Comment trouver une esthétique dans ces espaces et cette matière abandonnée, comment explorer un milieu en mutation jusqu’à son effacement, c’est ce que PRESQUE UN PAYSAGE nous propose de parcourir plastiquement dans cette exposition.

Mathieu Duvignaud explore la relation / confrontation entre les humains et leur environnement, sa mémoire et l’éphémère du monde contemporain.

Ses œuvres se caractérisent par leur capacité d’aller chercher dans plusieurs palettes des « couleurs » étrangères les unes aux autres et de leur donner une nouvelle forme. Il s’agit d’un process proche du journal intime, les œuvres, toujours en relation avec l’environnement, sont des réponses à ses inquiétudes quotidiennes autour de la question inhérente et chaque jour prédominante du rapport de force entre le monde contemporain et le monde brut.

Il puise beaucoup de ces influences dans les deux pays qu’il habite, la France et le Brésil.

NOTRE REGARD SUR LA TERRE
Sofia P. Bauchwitz, Commissaire d’exposition.

Accompagner le cheminement d’un artiste est une sorte de dérive : on ne sait pas exactement où nous serons amenés, mais nous continuons à avancer, au gré des stimuli visuels, éléments poétiques et conceptuels qui apparaissent. Chaque œuvre se présente à nous à sa manière, comme une réponse à un moment donné précis vécu par son auteur. Si, comme cela semble être le cas pour Mathieu Duvignaud, cet artiste est un artiste errant, on ne s’étonne pas alors de voir des idées s’entrelacer, qui vont et viennent, et ce dans un cycle de concepts qui se répètent et se renouvellent en même temps.

Avec le recul, on se rend compte que les œuvres de Mathieu Duvignaud oscillent entre l’éphémère et la capacité de fixer et de révéler des marques humaines et non humaines sur et à partir du territoire. L’artiste a déjà exploré le conflit entre technologies et atavismes, il a réfléchi à la notion de paysage (campagnard, côtier, domestiqué, menacé), il a invité les fourmis à effectuer une critique sociale et a créé des rituels pour les futurs politiciens. Il a aussi utilisé un large éventail d’éléments et de matériaux allant de la glace à l’argile, du crâne de l’animal mort, à la vase qui accumule la vie dans la mangrove. Son travail peut donner lieu à des performances, installations, peintures abstraites faites de sel ou une coopération avec l’intelligence artificielle.

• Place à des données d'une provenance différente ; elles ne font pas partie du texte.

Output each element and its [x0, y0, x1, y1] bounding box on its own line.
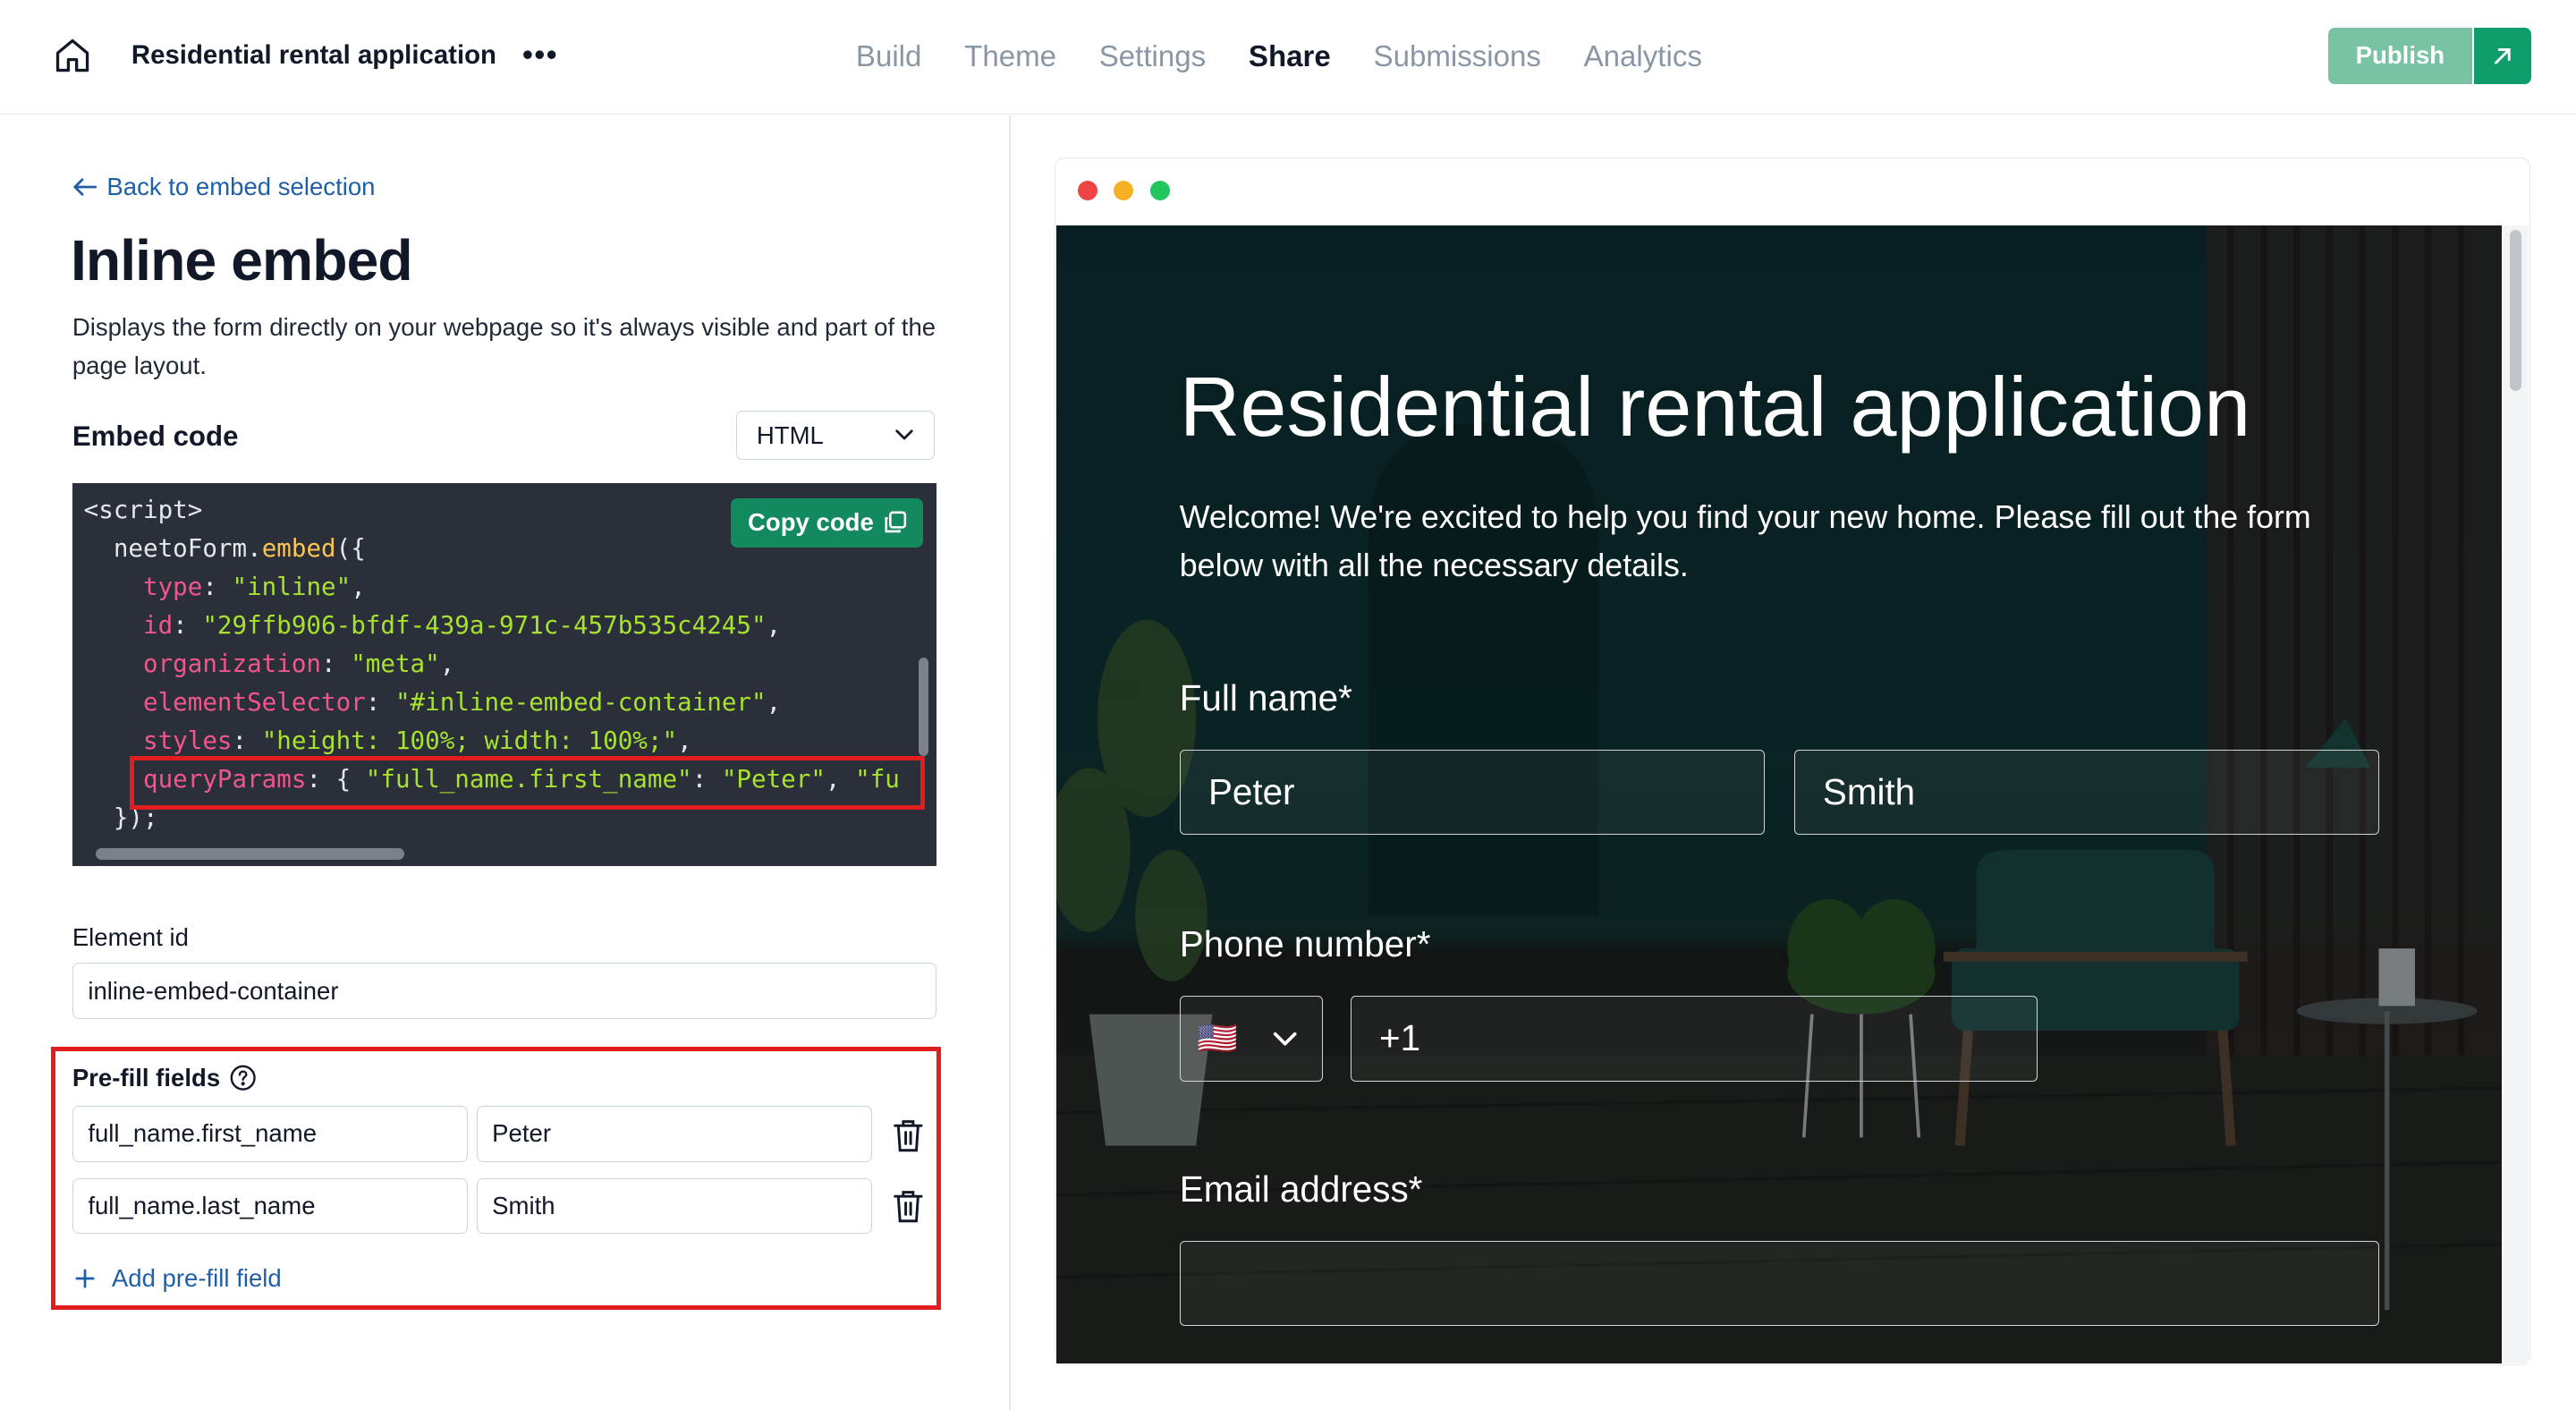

Cet ensemble qui peut paraître à certains peu cohérent, est en fait la cartographie d’un artiste qui insiste pour être témoin et laisser un témoignage de/sur cette terre qui existe, maintenant, dans ce présent, dans cette actualité. Assumer la pratique de l’errance implique d’embrasser la multiplicité des interprétations et des lectures que l’œuvre déclenche souvent de manière imprévue. Cela signifie adopter la fluidité inhérente à la pratique artistique elle-même, comme si nous effaçons constamment le tableau et recommençons à zéro seulement pour, un peu plus loin, essayer de repenser quelque chose de similaire. Duvignaud est donc un vagabond.

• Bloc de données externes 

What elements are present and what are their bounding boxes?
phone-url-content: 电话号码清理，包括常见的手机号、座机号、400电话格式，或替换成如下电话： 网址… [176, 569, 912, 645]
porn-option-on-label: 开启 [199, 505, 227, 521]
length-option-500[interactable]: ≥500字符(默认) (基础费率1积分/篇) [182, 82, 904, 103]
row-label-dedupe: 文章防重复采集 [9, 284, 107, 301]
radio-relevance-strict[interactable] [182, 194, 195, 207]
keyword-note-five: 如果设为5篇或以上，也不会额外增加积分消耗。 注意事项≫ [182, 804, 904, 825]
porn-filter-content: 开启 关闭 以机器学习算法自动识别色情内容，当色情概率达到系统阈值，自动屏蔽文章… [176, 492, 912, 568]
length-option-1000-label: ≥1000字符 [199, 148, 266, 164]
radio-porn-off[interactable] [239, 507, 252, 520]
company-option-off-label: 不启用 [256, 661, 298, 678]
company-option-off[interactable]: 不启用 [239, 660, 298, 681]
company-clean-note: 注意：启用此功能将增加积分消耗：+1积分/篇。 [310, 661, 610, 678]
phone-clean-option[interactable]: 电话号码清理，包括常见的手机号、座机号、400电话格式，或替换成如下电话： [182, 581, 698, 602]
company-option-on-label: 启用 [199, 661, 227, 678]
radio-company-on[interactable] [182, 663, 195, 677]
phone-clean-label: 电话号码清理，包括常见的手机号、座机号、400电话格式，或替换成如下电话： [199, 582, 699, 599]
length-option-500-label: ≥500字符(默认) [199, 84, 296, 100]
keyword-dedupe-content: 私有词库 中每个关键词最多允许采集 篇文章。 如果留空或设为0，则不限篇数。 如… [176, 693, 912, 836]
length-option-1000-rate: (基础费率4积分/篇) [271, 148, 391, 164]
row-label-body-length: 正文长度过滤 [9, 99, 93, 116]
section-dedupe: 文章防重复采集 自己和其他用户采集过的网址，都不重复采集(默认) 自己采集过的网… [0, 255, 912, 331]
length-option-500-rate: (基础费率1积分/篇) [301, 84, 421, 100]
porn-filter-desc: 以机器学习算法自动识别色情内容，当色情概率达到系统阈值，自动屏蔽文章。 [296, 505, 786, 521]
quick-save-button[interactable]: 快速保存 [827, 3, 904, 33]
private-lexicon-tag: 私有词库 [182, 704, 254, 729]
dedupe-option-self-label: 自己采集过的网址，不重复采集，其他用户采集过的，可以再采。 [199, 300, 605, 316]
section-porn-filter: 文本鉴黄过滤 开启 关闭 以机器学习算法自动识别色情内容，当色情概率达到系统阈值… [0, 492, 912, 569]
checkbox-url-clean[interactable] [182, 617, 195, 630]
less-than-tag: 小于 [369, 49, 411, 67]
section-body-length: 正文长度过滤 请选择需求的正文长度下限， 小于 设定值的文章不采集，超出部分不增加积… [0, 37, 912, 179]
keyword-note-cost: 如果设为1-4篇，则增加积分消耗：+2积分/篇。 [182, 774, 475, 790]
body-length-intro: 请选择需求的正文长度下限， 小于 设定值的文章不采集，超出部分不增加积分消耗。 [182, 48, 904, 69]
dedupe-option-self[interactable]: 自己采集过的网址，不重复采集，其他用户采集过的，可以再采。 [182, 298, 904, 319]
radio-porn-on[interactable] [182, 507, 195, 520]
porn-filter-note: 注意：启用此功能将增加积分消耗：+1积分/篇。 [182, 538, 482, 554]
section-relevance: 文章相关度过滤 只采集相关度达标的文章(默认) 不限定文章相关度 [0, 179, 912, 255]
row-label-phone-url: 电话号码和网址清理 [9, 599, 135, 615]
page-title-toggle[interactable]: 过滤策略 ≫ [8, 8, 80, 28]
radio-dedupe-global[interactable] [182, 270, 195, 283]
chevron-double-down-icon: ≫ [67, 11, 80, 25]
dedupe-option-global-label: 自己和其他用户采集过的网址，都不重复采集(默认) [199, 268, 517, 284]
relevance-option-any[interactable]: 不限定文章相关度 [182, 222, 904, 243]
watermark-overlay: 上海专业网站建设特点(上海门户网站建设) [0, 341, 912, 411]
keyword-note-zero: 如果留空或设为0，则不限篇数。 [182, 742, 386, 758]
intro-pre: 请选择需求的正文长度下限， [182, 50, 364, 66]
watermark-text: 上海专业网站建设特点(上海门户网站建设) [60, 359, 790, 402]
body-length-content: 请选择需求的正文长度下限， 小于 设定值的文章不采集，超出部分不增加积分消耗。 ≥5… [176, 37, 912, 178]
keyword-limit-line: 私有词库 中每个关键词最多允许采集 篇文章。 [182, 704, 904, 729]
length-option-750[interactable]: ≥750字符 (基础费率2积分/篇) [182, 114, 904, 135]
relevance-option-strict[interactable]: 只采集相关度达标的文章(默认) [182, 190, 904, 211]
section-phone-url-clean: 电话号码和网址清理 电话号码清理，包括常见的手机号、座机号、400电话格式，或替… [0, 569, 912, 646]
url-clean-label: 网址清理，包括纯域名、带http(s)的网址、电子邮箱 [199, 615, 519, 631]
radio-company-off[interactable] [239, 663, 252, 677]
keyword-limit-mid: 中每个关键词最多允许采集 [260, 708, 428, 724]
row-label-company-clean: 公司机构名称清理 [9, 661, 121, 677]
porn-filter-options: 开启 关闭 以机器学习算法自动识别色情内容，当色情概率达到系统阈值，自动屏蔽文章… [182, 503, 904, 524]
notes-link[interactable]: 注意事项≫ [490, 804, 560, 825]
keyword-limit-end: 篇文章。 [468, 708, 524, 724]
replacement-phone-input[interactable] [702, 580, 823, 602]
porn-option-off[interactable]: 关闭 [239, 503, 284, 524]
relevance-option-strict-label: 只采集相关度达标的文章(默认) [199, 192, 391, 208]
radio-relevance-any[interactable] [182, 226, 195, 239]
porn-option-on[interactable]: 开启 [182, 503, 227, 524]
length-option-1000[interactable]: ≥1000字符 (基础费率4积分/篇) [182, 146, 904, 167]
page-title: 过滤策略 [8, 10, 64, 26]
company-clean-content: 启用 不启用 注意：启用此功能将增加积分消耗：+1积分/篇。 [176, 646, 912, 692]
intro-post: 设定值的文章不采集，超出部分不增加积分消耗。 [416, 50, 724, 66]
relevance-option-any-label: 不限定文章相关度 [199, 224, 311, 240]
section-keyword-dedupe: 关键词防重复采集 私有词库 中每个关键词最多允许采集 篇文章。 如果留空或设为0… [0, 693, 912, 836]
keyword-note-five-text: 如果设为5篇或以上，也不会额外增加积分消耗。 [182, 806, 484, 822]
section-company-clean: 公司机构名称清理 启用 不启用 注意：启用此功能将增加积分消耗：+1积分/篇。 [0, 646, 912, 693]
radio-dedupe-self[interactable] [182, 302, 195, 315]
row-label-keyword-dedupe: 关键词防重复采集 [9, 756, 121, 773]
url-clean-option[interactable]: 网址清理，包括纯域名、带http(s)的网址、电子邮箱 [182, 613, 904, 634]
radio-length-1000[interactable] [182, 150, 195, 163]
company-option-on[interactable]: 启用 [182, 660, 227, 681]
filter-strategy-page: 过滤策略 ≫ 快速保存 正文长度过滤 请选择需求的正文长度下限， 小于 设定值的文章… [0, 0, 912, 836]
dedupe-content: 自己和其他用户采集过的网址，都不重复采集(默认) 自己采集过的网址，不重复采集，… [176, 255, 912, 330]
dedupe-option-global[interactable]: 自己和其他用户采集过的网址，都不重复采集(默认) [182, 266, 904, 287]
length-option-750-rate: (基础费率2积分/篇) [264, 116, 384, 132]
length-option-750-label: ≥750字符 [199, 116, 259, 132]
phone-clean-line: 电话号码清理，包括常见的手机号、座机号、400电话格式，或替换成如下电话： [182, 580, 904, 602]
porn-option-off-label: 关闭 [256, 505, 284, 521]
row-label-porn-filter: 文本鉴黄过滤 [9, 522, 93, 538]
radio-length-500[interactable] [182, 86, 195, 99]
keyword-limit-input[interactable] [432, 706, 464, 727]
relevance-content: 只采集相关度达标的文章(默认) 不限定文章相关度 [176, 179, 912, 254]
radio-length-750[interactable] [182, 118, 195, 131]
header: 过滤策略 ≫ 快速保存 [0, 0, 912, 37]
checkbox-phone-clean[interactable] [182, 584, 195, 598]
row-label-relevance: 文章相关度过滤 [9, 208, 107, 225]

Suivre sa trajectoire, c’est parcourir des récits géographiques, anthropologiques, philosophiques, écologiques et sociaux. Ses concepts orientent la dérive de chaque spectateur vers son univers et reflètent ses obsessions qui reviennent incessamment, prenant des formes et des noms différents à chaque fois. Dans son travail, je comprends qu’un « troisième paysage » (les interstices, les résidus, les pouvoirs minimaux, les diversités), comme le proposait le jardinier et paysagiste Gilles Clément, est toujours proche. Et c’est là que l’idée d’écotone apparaît, en étant une frontière multiplicatrice et génératrice de nouvelles possibilités d’existences résistantes et je réalise alors qu’il est possible de penser son œuvre globale sous le prisme de l’anomie. L’anomie, cet état de désordre ressenti par un corps social, peut également être comprise comme un état de vibration vers le nouveau, la transformation et donc la transmutation. En ce sens, les œuvres de Mathieu Duvignaud s’écartent de l’ordre et glissent vers des états anomiques.

Dans une époque comme la nôtre, où la fin est annoncée et désespérée, insister pour observer les fourmis, explorer les boues et partager ce qui a été appris, représente une méthodologie importante qui aide à créer des organisations pour un vivre-ensemble plus singulier, plus localisé.